Je fais mine de partir, mais Noah m'attrape par le poignet et me tire vers lui.
— On n'a pas le temps pour ça, là ! m'agacé-je.
— Écoute moi, Tom. Dustin et toi, c'est fini OK ? Et je vais même aller plus loin : c'est très bien que ce soit terminé. Tu n'aurais pas été heureux avec lui, il a toujours été jaloux de ta carrière et de ton succès. Au moins maintenant, tu vas pouvoir vivre pour toi.
— Et être seul, c'est ça ?
Retraité à 30 ans, sans carrière, sans objectif.
Quelle vie rêvée !
Noah lève les yeux au ciel et croise ses bras sur son torse nu. Nous ne sommes qu'en maillot de piscine.
— Je parlerai avec lui tout à l'heure, je peux le convaincre de...
— Il t'a quitté la veille de notre compétition uniquement pour te voir échouer, me coupe Noah. Alors non, tu n'iras pas ramper à ses pieds. À la place, tu vas plonger avec moi, décrocher cette médaille et lui faire un gros fuck. Pigé ?
Un sourire étire mes lèvres malgré moi. Noah a toujours les mots qu'il faut pour détendre une situation. Je ravale les larmes que je sens poindre et hoche la tête. Nos noms sont de nouveaux annoncés et nous nous pressons pour rejoindre le haut du plongeoir.
Il culmine à 10m de hauteur et offre une vue plongeante sur la piscine en contrebas et sur les spectateurs installés dans le gradin. En arrivant, nous saluons la foule qui applaudit et se met à hurler. Ce n'est pas la même euphorie que lors des JO de Londres, où mes compatriotes hurlaient mon nom et me soutenaient, mais je retrouve quand même la joie et l'énergie de la foule.

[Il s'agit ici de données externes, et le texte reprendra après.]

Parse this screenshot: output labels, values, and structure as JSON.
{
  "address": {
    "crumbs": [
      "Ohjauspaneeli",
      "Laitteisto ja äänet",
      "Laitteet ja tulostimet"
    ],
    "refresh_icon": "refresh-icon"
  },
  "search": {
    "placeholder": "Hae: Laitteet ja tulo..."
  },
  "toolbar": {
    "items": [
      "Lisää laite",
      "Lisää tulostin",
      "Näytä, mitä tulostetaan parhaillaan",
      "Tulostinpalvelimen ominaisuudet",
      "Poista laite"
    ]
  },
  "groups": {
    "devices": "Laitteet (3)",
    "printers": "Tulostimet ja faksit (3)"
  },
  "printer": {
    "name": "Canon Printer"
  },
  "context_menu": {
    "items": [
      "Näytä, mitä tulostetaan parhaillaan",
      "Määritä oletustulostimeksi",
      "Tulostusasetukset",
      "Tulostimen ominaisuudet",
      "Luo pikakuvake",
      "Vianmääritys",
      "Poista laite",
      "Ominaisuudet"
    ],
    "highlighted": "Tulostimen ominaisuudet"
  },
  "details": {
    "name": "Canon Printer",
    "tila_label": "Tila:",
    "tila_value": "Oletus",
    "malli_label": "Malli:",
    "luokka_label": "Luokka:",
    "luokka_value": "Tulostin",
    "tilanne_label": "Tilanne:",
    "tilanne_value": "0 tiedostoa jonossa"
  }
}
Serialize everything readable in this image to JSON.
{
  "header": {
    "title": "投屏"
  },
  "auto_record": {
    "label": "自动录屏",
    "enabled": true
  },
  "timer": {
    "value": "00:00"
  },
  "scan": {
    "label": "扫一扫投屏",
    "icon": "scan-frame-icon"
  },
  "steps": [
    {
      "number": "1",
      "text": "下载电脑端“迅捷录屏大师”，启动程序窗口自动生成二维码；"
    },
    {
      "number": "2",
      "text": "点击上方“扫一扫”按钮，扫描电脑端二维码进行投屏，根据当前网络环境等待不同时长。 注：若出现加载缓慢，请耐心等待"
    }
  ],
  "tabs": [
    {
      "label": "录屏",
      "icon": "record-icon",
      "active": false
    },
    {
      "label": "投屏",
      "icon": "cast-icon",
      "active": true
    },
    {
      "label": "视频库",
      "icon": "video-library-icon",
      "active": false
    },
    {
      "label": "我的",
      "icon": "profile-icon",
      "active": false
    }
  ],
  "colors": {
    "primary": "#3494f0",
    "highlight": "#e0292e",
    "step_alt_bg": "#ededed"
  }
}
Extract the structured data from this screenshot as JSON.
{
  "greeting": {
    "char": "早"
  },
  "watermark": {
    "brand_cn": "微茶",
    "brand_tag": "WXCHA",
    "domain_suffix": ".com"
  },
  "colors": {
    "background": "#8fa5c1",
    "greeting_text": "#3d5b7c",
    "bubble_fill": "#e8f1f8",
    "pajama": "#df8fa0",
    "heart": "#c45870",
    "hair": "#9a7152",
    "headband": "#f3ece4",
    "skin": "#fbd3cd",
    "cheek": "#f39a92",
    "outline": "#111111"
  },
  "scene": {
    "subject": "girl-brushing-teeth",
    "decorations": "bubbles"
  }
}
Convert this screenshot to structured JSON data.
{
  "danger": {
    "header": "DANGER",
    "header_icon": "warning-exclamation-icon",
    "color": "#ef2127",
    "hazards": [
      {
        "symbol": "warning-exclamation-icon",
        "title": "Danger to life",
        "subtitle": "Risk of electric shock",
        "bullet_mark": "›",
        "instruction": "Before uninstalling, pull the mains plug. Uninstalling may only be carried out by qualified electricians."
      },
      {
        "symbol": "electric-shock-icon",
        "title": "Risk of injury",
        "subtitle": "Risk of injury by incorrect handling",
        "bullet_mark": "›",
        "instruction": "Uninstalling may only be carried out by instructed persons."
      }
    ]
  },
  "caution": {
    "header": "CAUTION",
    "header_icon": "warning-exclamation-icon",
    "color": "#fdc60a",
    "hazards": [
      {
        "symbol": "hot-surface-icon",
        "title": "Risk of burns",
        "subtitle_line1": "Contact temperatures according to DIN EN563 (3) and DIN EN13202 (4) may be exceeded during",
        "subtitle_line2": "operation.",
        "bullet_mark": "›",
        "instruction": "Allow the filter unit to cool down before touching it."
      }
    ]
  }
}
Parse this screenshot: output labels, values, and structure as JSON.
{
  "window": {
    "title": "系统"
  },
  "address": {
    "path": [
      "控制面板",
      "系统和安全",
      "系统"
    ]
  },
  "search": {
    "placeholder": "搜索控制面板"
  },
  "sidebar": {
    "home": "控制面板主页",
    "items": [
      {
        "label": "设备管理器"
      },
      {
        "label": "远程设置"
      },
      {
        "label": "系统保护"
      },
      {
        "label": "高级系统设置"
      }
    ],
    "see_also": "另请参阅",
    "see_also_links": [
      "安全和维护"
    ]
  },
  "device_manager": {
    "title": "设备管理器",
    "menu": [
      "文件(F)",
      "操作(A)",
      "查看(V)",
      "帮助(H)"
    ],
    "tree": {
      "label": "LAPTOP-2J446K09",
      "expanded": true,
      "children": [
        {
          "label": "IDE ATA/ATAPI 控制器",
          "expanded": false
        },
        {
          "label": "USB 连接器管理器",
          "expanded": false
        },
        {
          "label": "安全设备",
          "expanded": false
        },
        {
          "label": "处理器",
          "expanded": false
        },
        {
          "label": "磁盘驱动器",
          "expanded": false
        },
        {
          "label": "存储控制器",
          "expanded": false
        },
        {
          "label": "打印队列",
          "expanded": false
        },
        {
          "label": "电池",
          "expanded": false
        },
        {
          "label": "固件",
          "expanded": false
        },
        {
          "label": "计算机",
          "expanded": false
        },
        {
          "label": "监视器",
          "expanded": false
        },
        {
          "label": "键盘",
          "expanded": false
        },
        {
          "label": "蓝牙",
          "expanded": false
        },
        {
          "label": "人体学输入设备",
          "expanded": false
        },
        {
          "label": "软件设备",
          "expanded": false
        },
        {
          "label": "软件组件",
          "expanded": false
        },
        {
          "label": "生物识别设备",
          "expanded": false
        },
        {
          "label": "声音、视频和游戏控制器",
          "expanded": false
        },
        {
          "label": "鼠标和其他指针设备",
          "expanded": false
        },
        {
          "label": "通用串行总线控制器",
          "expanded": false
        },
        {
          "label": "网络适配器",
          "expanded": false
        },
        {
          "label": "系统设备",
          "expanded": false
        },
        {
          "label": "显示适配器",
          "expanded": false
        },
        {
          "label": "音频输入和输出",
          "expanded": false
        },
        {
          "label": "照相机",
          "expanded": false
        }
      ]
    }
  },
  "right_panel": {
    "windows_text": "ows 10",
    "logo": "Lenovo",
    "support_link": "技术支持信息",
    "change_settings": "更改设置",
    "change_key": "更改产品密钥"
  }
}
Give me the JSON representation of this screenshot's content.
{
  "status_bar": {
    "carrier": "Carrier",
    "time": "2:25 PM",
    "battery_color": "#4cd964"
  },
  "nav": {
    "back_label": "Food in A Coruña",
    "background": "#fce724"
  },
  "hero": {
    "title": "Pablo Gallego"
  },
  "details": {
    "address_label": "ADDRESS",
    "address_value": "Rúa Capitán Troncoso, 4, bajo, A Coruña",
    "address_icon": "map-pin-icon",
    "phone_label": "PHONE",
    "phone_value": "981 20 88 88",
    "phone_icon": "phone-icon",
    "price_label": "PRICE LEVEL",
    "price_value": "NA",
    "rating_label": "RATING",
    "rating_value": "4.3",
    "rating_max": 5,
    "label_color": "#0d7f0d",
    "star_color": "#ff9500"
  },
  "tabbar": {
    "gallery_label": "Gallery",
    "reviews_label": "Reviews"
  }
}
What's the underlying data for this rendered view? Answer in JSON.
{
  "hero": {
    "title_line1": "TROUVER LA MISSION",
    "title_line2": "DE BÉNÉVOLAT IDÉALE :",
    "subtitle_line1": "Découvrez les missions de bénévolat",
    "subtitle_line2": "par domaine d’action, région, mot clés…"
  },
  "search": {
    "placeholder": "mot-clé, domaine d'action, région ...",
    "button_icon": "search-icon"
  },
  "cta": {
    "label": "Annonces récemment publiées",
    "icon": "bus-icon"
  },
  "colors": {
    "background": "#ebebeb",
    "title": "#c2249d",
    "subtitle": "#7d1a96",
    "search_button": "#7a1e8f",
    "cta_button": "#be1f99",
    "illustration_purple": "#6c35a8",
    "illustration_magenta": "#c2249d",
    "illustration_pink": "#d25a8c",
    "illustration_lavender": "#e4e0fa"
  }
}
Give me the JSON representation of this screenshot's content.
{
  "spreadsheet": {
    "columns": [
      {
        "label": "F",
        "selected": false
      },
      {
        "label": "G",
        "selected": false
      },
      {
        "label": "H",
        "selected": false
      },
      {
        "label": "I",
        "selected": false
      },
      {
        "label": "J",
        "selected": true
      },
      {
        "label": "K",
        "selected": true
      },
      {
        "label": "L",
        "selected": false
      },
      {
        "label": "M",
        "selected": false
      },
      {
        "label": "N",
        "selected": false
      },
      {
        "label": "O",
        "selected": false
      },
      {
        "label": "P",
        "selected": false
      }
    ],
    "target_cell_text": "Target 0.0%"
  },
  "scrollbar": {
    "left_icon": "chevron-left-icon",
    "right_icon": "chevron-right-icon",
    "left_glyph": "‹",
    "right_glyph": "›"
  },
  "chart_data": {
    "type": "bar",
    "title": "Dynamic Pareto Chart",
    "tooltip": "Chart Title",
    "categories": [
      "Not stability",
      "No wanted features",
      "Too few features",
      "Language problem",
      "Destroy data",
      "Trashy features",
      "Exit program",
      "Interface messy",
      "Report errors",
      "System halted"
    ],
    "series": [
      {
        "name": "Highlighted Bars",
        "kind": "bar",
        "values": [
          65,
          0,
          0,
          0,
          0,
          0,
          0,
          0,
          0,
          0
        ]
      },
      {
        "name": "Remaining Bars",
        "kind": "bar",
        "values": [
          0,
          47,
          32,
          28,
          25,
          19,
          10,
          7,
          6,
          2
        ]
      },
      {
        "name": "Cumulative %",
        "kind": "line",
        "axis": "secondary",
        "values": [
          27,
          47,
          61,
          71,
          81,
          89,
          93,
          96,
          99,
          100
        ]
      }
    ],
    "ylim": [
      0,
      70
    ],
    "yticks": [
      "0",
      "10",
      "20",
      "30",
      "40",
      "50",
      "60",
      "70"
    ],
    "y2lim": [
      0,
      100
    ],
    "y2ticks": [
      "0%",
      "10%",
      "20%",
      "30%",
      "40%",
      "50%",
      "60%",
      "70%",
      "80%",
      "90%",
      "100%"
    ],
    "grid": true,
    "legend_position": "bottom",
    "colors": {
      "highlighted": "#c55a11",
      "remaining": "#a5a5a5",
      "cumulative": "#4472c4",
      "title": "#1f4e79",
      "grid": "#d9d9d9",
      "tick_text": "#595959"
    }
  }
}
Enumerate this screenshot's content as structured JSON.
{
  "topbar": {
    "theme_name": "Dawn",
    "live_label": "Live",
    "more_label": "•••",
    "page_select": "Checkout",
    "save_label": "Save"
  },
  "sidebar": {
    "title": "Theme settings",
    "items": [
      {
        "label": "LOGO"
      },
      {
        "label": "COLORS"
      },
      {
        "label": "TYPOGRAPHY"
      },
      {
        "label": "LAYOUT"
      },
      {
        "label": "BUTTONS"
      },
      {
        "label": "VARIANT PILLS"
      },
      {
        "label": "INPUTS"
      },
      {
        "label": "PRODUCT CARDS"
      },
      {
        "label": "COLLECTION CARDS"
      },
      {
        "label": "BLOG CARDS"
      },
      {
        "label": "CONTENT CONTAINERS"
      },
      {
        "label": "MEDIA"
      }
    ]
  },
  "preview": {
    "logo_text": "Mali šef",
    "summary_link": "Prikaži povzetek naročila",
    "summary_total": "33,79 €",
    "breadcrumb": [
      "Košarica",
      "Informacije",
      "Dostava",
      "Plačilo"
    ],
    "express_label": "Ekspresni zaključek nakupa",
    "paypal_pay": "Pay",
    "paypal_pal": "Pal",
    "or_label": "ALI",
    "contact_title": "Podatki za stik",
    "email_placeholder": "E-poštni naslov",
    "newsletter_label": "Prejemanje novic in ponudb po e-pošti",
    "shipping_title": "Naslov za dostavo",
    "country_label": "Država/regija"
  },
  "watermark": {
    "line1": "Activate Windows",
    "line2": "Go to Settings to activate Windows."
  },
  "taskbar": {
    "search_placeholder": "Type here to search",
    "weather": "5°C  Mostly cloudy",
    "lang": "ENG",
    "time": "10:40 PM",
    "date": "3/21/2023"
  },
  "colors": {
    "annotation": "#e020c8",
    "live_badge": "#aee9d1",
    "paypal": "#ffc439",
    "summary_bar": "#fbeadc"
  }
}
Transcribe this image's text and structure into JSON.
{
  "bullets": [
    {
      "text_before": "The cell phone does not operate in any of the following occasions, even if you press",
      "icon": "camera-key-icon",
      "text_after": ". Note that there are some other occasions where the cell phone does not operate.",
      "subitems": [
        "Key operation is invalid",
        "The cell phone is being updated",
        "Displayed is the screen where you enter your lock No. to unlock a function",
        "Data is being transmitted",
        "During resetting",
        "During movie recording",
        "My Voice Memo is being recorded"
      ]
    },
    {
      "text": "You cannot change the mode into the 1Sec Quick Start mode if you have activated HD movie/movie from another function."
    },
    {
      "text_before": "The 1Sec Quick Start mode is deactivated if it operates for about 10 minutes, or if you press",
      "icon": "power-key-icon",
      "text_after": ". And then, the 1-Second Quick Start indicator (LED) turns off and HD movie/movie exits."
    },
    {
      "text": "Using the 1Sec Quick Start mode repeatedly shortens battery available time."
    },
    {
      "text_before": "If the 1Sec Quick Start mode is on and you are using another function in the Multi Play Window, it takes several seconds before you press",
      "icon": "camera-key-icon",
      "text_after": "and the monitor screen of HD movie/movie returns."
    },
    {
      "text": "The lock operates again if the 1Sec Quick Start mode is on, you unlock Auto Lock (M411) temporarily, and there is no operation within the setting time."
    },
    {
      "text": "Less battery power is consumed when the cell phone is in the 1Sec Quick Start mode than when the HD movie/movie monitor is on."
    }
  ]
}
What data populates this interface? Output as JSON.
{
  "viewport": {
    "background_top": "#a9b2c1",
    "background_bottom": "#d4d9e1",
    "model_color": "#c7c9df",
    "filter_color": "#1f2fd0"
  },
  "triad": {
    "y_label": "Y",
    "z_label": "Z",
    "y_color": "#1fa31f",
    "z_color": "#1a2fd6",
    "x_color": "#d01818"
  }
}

Étonnement, au milieu des applaudissements, j'entends un prénom répéter : « Léon ».
— Le français nous vole la vedette, marmonne Noah.
Mon regard parcourt les milliers de spectateur et finit par s'arrêter sur l'un d'entre eux, dont je reconnais les cheveux blonds et les yeux bleus. Léon Marchand est assis avec d'autres nageurs français.
— Laisse le profiter de sa nouvelle célébrité.
— Il n'a pas l'air à l'aise.
Je hausse les épaules. La célébrité n'est pas toujours facile. Léon Marchand n'a qu'une vingtaine d'année, il finira par s'y faire.
— Tu es prêt ? demande Noah.
J'opine. De toute façon, il le faudra bien.
Comme toujours avant une compétition, j'étire mes bras et mes jambes. Inspire. Expire. Je dois faire le vide dans mon esprit, repousser les pensées parasites et ne laisser la place qu'à mon objectif. Noah fait de même. Nous devons nous élancer en tandem, et les juges nous notent à la fois sur nos figures, mais aussi sur leurs synchronisations. Ils observent plusieurs phases des sauts : la position de départ, l'impulsion, le plongeon, et l'entrée dans l'eau.
Chaque fois que je saute, j'imagine ma mère devant la télévision, terrifiée. Il faut dire que c'est une discipline dangereuse et qu'on n'est jamais à l'abri d'une mauvaise chute.
— 30 secondes ! souffle Noah.
Je rouvre les yeux. Le chrono défile.
Nous reculons d'un même mouvement, les yeux rivés vers un point fixe.
20 secondes.
10 secondes.
Un bip retentit.
— Star !
Nous nous élançons. Je pousse sur mes jambes, m'élève dans le ciel, tend les bras, me replie sur moi-même, et tourne, tourne, tourne.
Mon corps pénètre dans l'eau en piquet.
Le plongeon n'a duré que quelques secondes à peine. Quelques secondes qui, comme toujours, ont semblé suspendre le temps.
Je pousse sur mes pieds pour m'extraire de la piscine et remonter à la surface. Noah arrive en même temps que moi.
La foule applaudit. Mon équipier nage vers le bord du bassin, je le rejoins en quelques battements de jambe, remonte et accepte la serviette que l'on me tend.
Léon Marchand m'observe quand je relève les yeux et je sens une drôle de sensation m'envahir. Une sensation que je n'avais plus éprouvée depuis longtemps.
Quelque chose qui ressemble à des papillons et qui vibre dans mon ventre.
— TOM ! Viens voir les résultats.
Je lâche Léon du regard et rejoins Noah.